Windows 8 Update: How can Microsoft manage its customer discontent?


Don’t call it a u-turn. Don’t call it a failure. And definitely don’t call it a crisis.
Microsoft is furious at the Financial Times for running a story about its imminent Windows 8 update earlier this week that it claimed represented “the biggest admission of commercial failure for a major product launch since “new Coke” was withdrawn 30 years ago”.
According to the FT, despite selling 100 million licences “interest in Windows 8 has flagged” and a new update called Microsoft Blue will be rolled out shortly that it speculates could restore the Start button and provide a “boot-to-desktop” option to bypass the new “unloved” tile-based interactive Windows 8 interface altogether.

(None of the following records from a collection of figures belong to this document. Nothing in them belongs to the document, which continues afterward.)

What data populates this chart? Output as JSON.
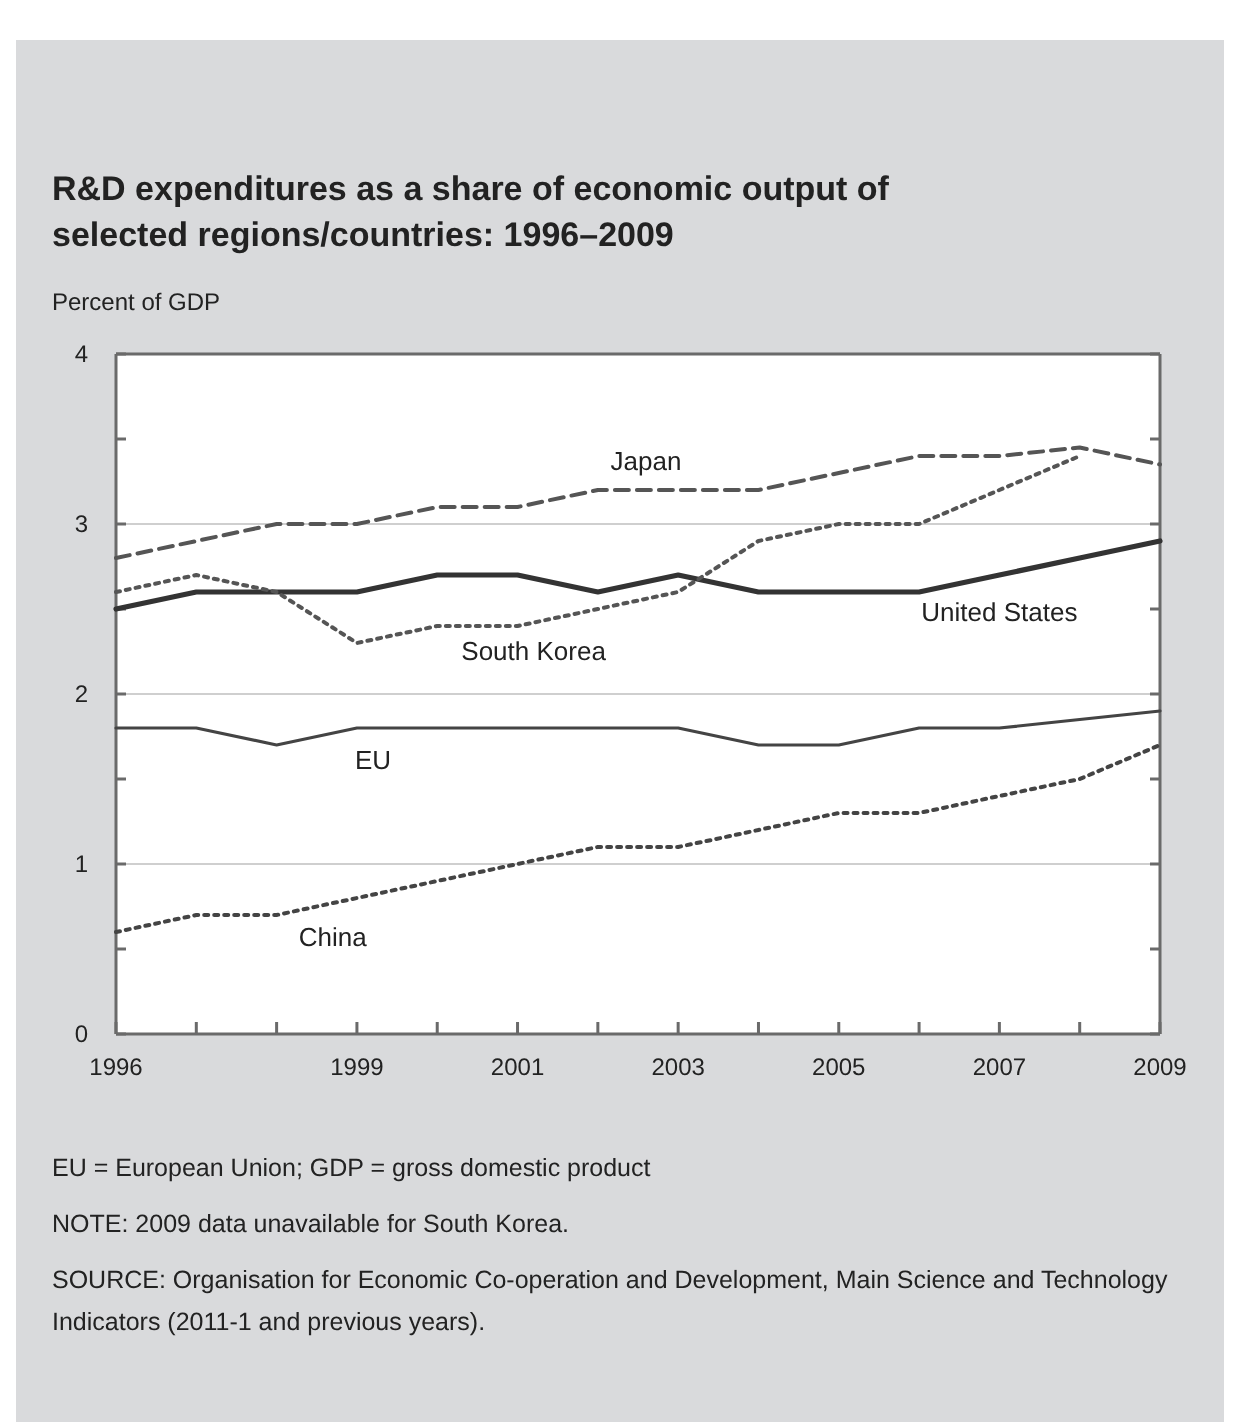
{
  "chart_data": {
    "type": "line",
    "title": "R&D expenditures as a share of economic output of selected regions/countries: 1996–2009",
    "ylabel": "Percent of GDP",
    "x": [
      1996,
      1997,
      1998,
      1999,
      2000,
      2001,
      2002,
      2003,
      2004,
      2005,
      2006,
      2007,
      2008,
      2009
    ],
    "xlim": [
      1996,
      2009
    ],
    "xticks": [
      1996,
      {
        "value": 1997,
        "label": null
      },
      {
        "value": 1998,
        "label": null
      },
      1999,
      {
        "value": 2000,
        "label": null
      },
      2001,
      {
        "value": 2002,
        "label": null
      },
      2003,
      {
        "value": 2004,
        "label": null
      },
      2005,
      {
        "value": 2006,
        "label": null
      },
      2007,
      {
        "value": 2008,
        "label": null
      },
      2009
    ],
    "ylim": [
      0,
      4
    ],
    "yticks": [
      0,
      {
        "value": 0.5,
        "label": null
      },
      1,
      {
        "value": 1.5,
        "label": null
      },
      2,
      {
        "value": 2.5,
        "label": null
      },
      3,
      {
        "value": 3.5,
        "label": null
      },
      4
    ],
    "grid": "y",
    "legend": false,
    "marker": "none",
    "series": [
      {
        "name": "Japan",
        "color": "#555555",
        "line_style": "dashed",
        "values": [
          2.8,
          2.9,
          3.0,
          3.0,
          3.1,
          3.1,
          3.2,
          3.2,
          3.2,
          3.3,
          3.4,
          3.4,
          3.45,
          3.35
        ]
      },
      {
        "name": "United States",
        "color": "#333333",
        "line_style": "solid",
        "values": [
          2.5,
          2.6,
          2.6,
          2.6,
          2.7,
          2.7,
          2.6,
          2.7,
          2.6,
          2.6,
          2.6,
          2.7,
          2.8,
          2.9
        ]
      },
      {
        "name": "South Korea",
        "color": "#555555",
        "line_style": "dotted",
        "values": [
          2.6,
          2.7,
          2.6,
          2.3,
          2.4,
          2.4,
          2.5,
          2.6,
          2.9,
          3.0,
          3.0,
          3.2,
          3.4,
          null
        ]
      },
      {
        "name": "EU",
        "color": "#444444",
        "line_style": "solid",
        "values": [
          1.8,
          1.8,
          1.7,
          1.8,
          1.8,
          1.8,
          1.8,
          1.8,
          1.7,
          1.7,
          1.8,
          1.8,
          1.85,
          1.9
        ]
      },
      {
        "name": "China",
        "color": "#444444",
        "line_style": "dotted",
        "values": [
          0.6,
          0.7,
          0.7,
          0.8,
          0.9,
          1.0,
          1.1,
          1.1,
          1.2,
          1.3,
          1.3,
          1.4,
          1.5,
          1.7
        ]
      }
    ],
    "annotations": [
      "EU = European Union; GDP = gross domestic product",
      "NOTE: 2009 data unavailable for South Korea.",
      "SOURCE: Organisation for Economic Co-operation and Development, Main Science and Technology Indicators (2011-1 and previous years)."
    ]
  }
}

This has not gone down well with the Redmond-based software giant. And in an official statement, Microsoft said: “It is unfortunate that the Financial Times did not accurately represent the content or the context of our conversation about the good response to date on Windows 8 and the positive opportunities ahead on both Windows 8 and Windows Blue. Our perspective is accurately reflected in many other interviews on this topic as well as in a Q&A with Tami Reller posted on the Windows Blog.”

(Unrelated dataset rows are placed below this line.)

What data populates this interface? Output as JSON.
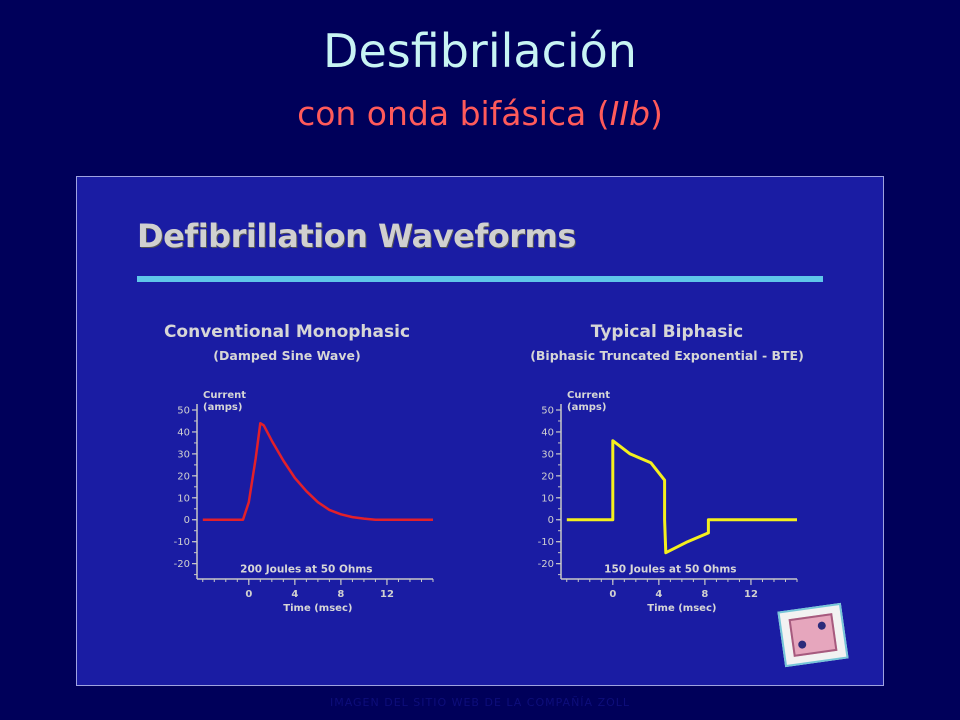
{
  "slide": {
    "title": "Desfibrilación",
    "subtitle_main": "con onda bifásica (",
    "subtitle_italic": "IIb",
    "subtitle_end": ")",
    "footer": "IMAGEN DEL SITIO WEB DE LA COMPAÑÍA ZOLL"
  },
  "inset": {
    "title": "Defibrillation Waveforms"
  },
  "colors": {
    "background": "#00005a",
    "inset": "#1a1ca3",
    "title": "#c8f4f4",
    "subtitle": "#ff5a5a",
    "rule": "#5fc6ea",
    "monophasic_line": "#e3202a",
    "biphasic_line": "#f4ef1e"
  },
  "chart_data": [
    {
      "type": "line",
      "title": "Conventional Monophasic",
      "subtitle": "(Damped Sine Wave)",
      "ylabel": "Current\n(amps)",
      "xlabel": "Time (msec)",
      "annotation": "200 Joules at 50 Ohms",
      "xlim": [
        -4.5,
        16
      ],
      "ylim": [
        -27,
        50
      ],
      "x_ticks": [
        0,
        4,
        8,
        12
      ],
      "y_ticks": [
        50,
        40,
        30,
        20,
        10,
        0,
        -10,
        -20
      ],
      "series": [
        {
          "points": [
            [
              -4,
              0
            ],
            [
              -0.5,
              0
            ],
            [
              0,
              8
            ],
            [
              0.6,
              28
            ],
            [
              1.0,
              44
            ],
            [
              1.3,
              43
            ],
            [
              2,
              36
            ],
            [
              3,
              27
            ],
            [
              4,
              19
            ],
            [
              5,
              13
            ],
            [
              6,
              8
            ],
            [
              7,
              4.5
            ],
            [
              8,
              2.5
            ],
            [
              9,
              1.2
            ],
            [
              10,
              0.5
            ],
            [
              11,
              0
            ],
            [
              16,
              0
            ]
          ]
        }
      ]
    },
    {
      "type": "line",
      "title": "Typical Biphasic",
      "subtitle": "(Biphasic Truncated Exponential - BTE)",
      "ylabel": "Current\n(amps)",
      "xlabel": "Time (msec)",
      "annotation": "150 Joules at 50 Ohms",
      "xlim": [
        -4.5,
        16
      ],
      "ylim": [
        -27,
        50
      ],
      "x_ticks": [
        0,
        4,
        8,
        12
      ],
      "y_ticks": [
        50,
        40,
        30,
        20,
        10,
        0,
        -10,
        -20
      ],
      "series": [
        {
          "points": [
            [
              -4,
              0
            ],
            [
              0,
              0
            ],
            [
              0,
              36
            ],
            [
              1.5,
              30
            ],
            [
              3.3,
              26
            ],
            [
              4.5,
              18
            ],
            [
              4.5,
              0
            ],
            [
              4.6,
              -15
            ],
            [
              6.5,
              -10
            ],
            [
              8.3,
              -6
            ],
            [
              8.3,
              0
            ],
            [
              16,
              0
            ]
          ]
        }
      ]
    }
  ]
}
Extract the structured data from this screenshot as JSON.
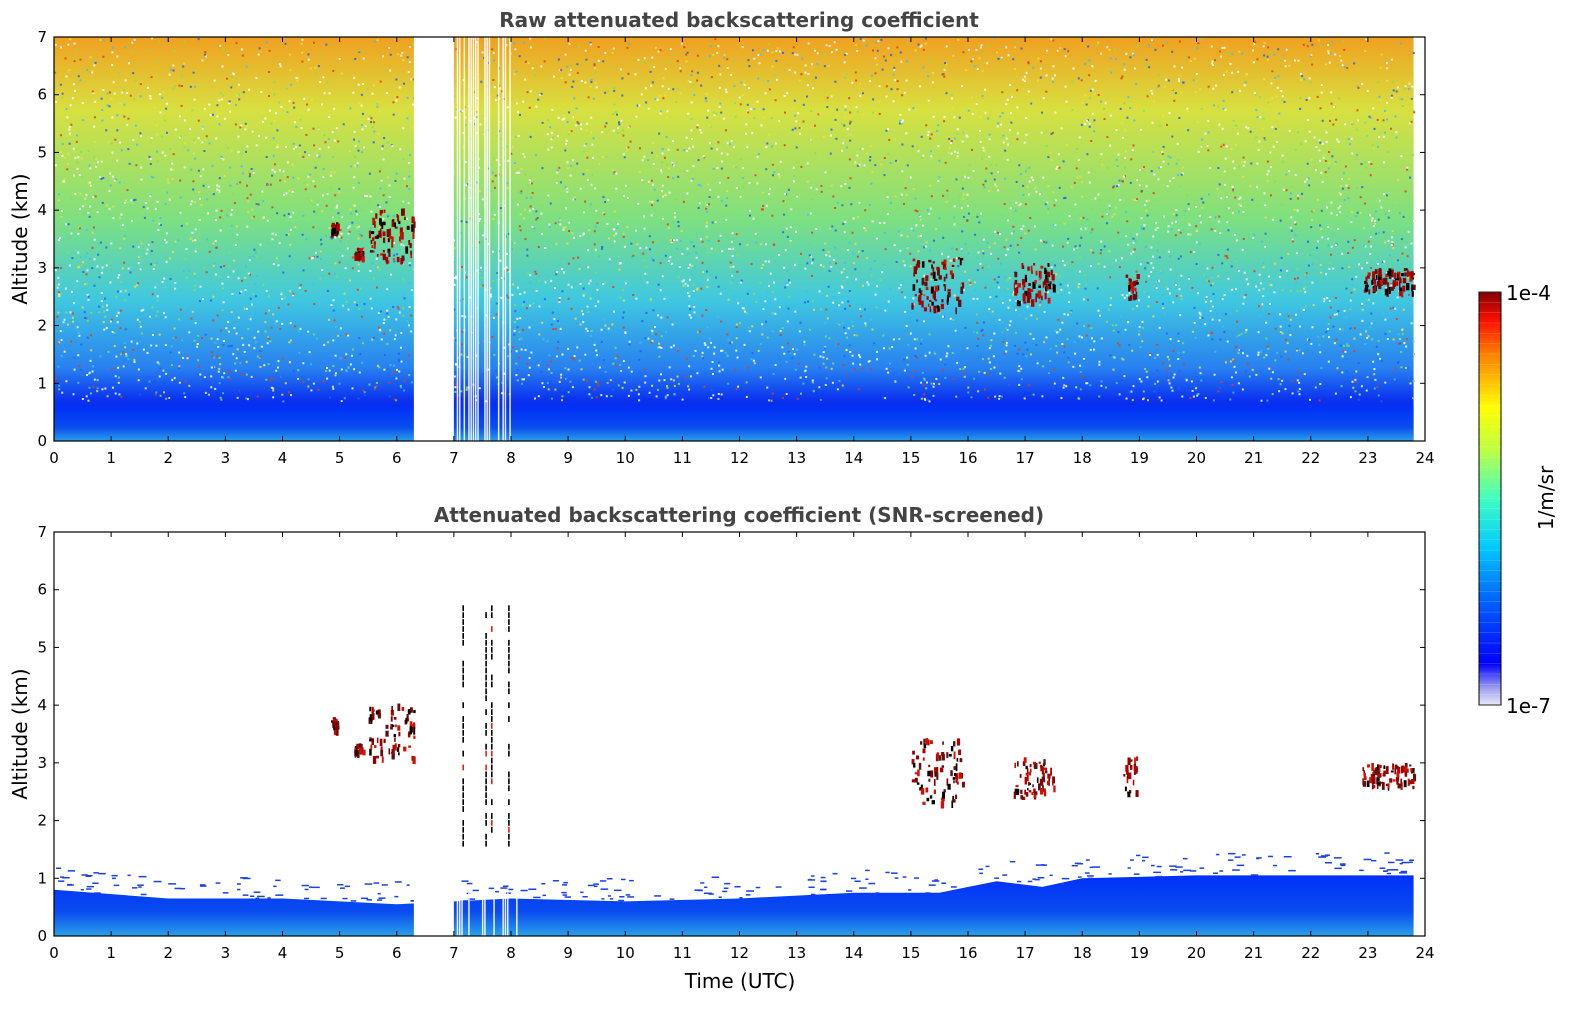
{
  "chart_data": [
    {
      "type": "heatmap",
      "title": "Raw attenuated backscattering coefficient",
      "xlabel": "",
      "ylabel": "Altitude (km)",
      "xlim": [
        0,
        24
      ],
      "ylim": [
        0,
        7
      ],
      "x_ticks": [
        0,
        1,
        2,
        3,
        4,
        5,
        6,
        7,
        8,
        9,
        10,
        11,
        12,
        13,
        14,
        15,
        16,
        17,
        18,
        19,
        20,
        21,
        22,
        23,
        24
      ],
      "y_ticks": [
        0,
        1,
        2,
        3,
        4,
        5,
        6,
        7
      ],
      "data_gap_hours": [
        [
          6.3,
          7.0
        ]
      ],
      "data_end_hour": 23.8,
      "boundary_layer_top_km": 0.6,
      "cloud_layers": [
        {
          "start": 4.85,
          "end": 4.95,
          "base_km": 3.6,
          "top_km": 3.8
        },
        {
          "start": 5.25,
          "end": 5.4,
          "base_km": 3.2,
          "top_km": 3.35
        },
        {
          "start": 5.5,
          "end": 6.3,
          "base_km": 3.1,
          "top_km": 4.05
        },
        {
          "start": 15.0,
          "end": 15.9,
          "base_km": 2.3,
          "top_km": 3.2
        },
        {
          "start": 16.8,
          "end": 17.5,
          "base_km": 2.4,
          "top_km": 3.1
        },
        {
          "start": 18.7,
          "end": 18.95,
          "base_km": 2.5,
          "top_km": 2.9
        },
        {
          "start": 22.9,
          "end": 23.8,
          "base_km": 2.6,
          "top_km": 3.0
        }
      ]
    },
    {
      "type": "heatmap",
      "title": "Attenuated backscattering coefficient (SNR-screened)",
      "xlabel": "Time (UTC)",
      "ylabel": "Altitude (km)",
      "xlim": [
        0,
        24
      ],
      "ylim": [
        0,
        7
      ],
      "x_ticks": [
        0,
        1,
        2,
        3,
        4,
        5,
        6,
        7,
        8,
        9,
        10,
        11,
        12,
        13,
        14,
        15,
        16,
        17,
        18,
        19,
        20,
        21,
        22,
        23,
        24
      ],
      "y_ticks": [
        0,
        1,
        2,
        3,
        4,
        5,
        6,
        7
      ],
      "data_gap_hours": [
        [
          6.3,
          7.0
        ]
      ],
      "data_end_hour": 23.8,
      "boundary_layer_top_km": [
        {
          "hour": 0,
          "km": 0.8
        },
        {
          "hour": 2,
          "km": 0.65
        },
        {
          "hour": 4,
          "km": 0.65
        },
        {
          "hour": 6,
          "km": 0.55
        },
        {
          "hour": 8,
          "km": 0.65
        },
        {
          "hour": 10,
          "km": 0.6
        },
        {
          "hour": 12,
          "km": 0.65
        },
        {
          "hour": 14,
          "km": 0.75
        },
        {
          "hour": 15.5,
          "km": 0.75
        },
        {
          "hour": 16.5,
          "km": 0.95
        },
        {
          "hour": 17.3,
          "km": 0.85
        },
        {
          "hour": 18,
          "km": 1.0
        },
        {
          "hour": 20,
          "km": 1.05
        },
        {
          "hour": 22,
          "km": 1.05
        },
        {
          "hour": 23.8,
          "km": 1.05
        }
      ],
      "cloud_layers": [
        {
          "start": 4.85,
          "end": 4.95,
          "base_km": 3.6,
          "top_km": 3.8
        },
        {
          "start": 5.25,
          "end": 5.4,
          "base_km": 3.2,
          "top_km": 3.35
        },
        {
          "start": 5.5,
          "end": 6.3,
          "base_km": 3.1,
          "top_km": 4.05
        },
        {
          "start": 15.0,
          "end": 15.9,
          "base_km": 2.3,
          "top_km": 3.45
        },
        {
          "start": 16.8,
          "end": 17.5,
          "base_km": 2.4,
          "top_km": 3.1
        },
        {
          "start": 18.7,
          "end": 18.95,
          "base_km": 2.5,
          "top_km": 3.15
        },
        {
          "start": 22.9,
          "end": 23.8,
          "base_km": 2.6,
          "top_km": 3.0
        }
      ],
      "vertical_streaks_hours": [
        7.15,
        7.55,
        7.65,
        7.95
      ],
      "streak_range_km": [
        1.55,
        5.65
      ]
    }
  ],
  "colorbar": {
    "min_label": "1e-7",
    "max_label": "1e-4",
    "unit_label": "1/m/sr",
    "scale": "log",
    "colormap": "jet"
  }
}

Daniel Todaro, MD at Gekko, adds: “Windows aren’t going to re-release the 7 OS; instead they’ll try to learn from their mistake and forge ahead. Blue is very specifically an update to what already exists (much like Windows 3.1 was once upon a time), not a regression. While it won’t be a full-blown u-turn from Microsoft, the urgency for a damage limitation exercise from Microsoft to prevent this from becoming a total catastrophe cannot be understated. The lesson that Microsoft has to learn (and quickly) is the basic art of change management. Microsoft tried to run before it could work, walk, likely scared into doing so by its late arrival to the established touch screen/tablet phenomenon. As a result, the rush to adapt its product to these trends saw Microsoft neglect the decades of brand equity they’d already built within the desktop space.

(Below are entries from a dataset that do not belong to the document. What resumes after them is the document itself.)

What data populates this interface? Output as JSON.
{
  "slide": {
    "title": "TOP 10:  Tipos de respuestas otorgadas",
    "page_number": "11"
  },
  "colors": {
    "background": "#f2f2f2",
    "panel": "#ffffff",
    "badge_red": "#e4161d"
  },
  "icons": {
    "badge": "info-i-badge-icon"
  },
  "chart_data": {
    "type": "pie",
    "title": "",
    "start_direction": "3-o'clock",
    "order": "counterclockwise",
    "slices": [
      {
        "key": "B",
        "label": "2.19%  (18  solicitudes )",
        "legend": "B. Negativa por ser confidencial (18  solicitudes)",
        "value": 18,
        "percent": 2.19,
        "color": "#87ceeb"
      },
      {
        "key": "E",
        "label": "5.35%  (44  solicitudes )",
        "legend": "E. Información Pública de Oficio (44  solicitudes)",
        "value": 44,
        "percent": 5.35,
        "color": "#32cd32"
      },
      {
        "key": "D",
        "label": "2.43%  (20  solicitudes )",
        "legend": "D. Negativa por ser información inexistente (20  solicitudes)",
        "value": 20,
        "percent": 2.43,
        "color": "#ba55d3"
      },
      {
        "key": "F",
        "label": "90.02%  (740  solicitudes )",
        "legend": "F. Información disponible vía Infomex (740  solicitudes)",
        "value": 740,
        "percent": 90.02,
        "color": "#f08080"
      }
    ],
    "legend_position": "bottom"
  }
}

“The theory and ambition wasn’t by any means misplaced; risks need to be taken and change needs to be embraced in this sector. But people don’t like change! You have to manage the change process incredibly carefully, understanding every possible critique before it can be asked and preparing a readily available solution in anticipation. Windows 8 came along and consumers couldn’t understand how to use it, what the benefits were or even why they needed it. Unfortunately, they completely neglected to ease that transition, alienating millions in the process.”